Two teams of eight and nine year olds are on the ice, in full gear on a Sunday morning, while their friends and siblings are still warmly cozied under their blankets, dreaming.
It means a dozen volunteer coaches are also on the ice, ready to teach these kids ways to improve their skill.
It means parents last night set their alarms to be awake before 5:30am to make sure their kid was out of bed, fed, and dressed. Ready to be on the ice at time when most of the city is still asleep.
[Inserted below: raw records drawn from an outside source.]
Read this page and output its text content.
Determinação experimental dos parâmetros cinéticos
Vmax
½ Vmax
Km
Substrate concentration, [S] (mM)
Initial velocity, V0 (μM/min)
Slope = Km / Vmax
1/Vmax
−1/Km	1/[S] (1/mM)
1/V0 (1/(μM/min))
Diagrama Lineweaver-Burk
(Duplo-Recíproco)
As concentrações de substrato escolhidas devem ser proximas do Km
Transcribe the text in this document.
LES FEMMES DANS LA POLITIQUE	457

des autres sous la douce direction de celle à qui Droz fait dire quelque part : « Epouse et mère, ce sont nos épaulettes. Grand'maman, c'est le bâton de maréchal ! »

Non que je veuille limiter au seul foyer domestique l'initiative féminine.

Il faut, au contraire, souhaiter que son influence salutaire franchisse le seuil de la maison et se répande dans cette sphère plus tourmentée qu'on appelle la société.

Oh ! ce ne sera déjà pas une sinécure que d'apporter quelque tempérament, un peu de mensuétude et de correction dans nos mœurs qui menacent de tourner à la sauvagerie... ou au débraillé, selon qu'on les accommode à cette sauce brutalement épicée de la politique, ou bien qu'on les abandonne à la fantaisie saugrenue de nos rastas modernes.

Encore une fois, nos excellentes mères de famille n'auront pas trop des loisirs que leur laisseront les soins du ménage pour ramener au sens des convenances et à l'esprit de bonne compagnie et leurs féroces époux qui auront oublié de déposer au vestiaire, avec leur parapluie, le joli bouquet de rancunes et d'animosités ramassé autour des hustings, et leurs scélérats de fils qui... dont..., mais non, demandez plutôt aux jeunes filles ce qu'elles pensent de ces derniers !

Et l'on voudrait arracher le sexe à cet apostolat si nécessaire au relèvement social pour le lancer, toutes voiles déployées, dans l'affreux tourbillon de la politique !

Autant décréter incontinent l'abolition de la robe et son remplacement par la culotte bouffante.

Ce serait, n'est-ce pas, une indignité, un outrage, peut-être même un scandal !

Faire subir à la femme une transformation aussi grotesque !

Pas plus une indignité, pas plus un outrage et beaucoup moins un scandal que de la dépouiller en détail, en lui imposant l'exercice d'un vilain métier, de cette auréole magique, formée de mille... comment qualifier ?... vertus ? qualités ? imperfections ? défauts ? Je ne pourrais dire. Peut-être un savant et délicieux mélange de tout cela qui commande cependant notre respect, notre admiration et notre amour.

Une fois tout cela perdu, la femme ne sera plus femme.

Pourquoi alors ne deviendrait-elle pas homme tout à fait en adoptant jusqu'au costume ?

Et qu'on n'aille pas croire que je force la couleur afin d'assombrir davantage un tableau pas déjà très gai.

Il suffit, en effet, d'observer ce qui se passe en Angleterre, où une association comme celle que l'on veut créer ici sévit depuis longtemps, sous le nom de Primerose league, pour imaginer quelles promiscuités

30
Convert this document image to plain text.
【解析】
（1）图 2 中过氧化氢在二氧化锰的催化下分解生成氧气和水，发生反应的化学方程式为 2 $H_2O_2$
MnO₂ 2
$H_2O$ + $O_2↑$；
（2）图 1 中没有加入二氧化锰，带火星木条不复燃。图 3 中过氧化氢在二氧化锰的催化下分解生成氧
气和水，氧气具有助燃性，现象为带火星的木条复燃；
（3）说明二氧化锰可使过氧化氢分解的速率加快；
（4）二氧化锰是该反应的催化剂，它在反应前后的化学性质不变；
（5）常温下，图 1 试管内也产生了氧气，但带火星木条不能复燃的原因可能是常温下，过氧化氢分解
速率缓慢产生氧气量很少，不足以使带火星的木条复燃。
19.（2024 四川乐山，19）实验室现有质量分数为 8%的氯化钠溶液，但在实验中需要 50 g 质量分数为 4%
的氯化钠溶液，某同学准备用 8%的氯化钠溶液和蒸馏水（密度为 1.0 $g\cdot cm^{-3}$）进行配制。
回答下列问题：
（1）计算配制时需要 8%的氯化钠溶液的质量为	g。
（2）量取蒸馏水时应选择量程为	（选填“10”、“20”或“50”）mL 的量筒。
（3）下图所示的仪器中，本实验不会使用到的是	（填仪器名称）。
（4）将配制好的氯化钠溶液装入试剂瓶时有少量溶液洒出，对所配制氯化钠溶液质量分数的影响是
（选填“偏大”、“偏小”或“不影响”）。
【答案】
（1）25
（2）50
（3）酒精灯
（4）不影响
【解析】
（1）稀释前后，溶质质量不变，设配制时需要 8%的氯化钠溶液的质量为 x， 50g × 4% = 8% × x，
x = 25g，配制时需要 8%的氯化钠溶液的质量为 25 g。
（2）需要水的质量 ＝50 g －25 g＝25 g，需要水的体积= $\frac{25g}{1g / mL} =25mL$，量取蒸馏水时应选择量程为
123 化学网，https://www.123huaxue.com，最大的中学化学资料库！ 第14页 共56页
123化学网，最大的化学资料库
There was no traffic on the drive to the arena this morning. For most of the city, Sunday is the day of rest - sleep in, have a late brunch, relax with friends and family. Driving here at 6am, the only person I saw on the streets was a lone runner; a kindred spirit focused on his athletic goals.
My first choice is not to sit in a cold arena this early on a Sunday morning, but I derive some joy in being here. I feel a connection to the thousands of parents in other towns and cities across the country who started their day as I did. Coaxing a bleary-eyed child out of bed a warm bowl of oatmeal, coffee in a travel mug.
There is a symphony in a hockey rink, when the only sounds are from when ice connects with metal, the pucks bang against the boards, the sticks hitting the ice, connecting with a puck. The stands are mostly empty, other than the handful of parents silently watching, looking at our phones, reading books.
My son is not headed for the big leagues, but his dedication to this sport, to supporting his team, fulfilling his commitment to be here, no matter the time, tells me that he is heading somewhere and I'm happy to be along for the ride.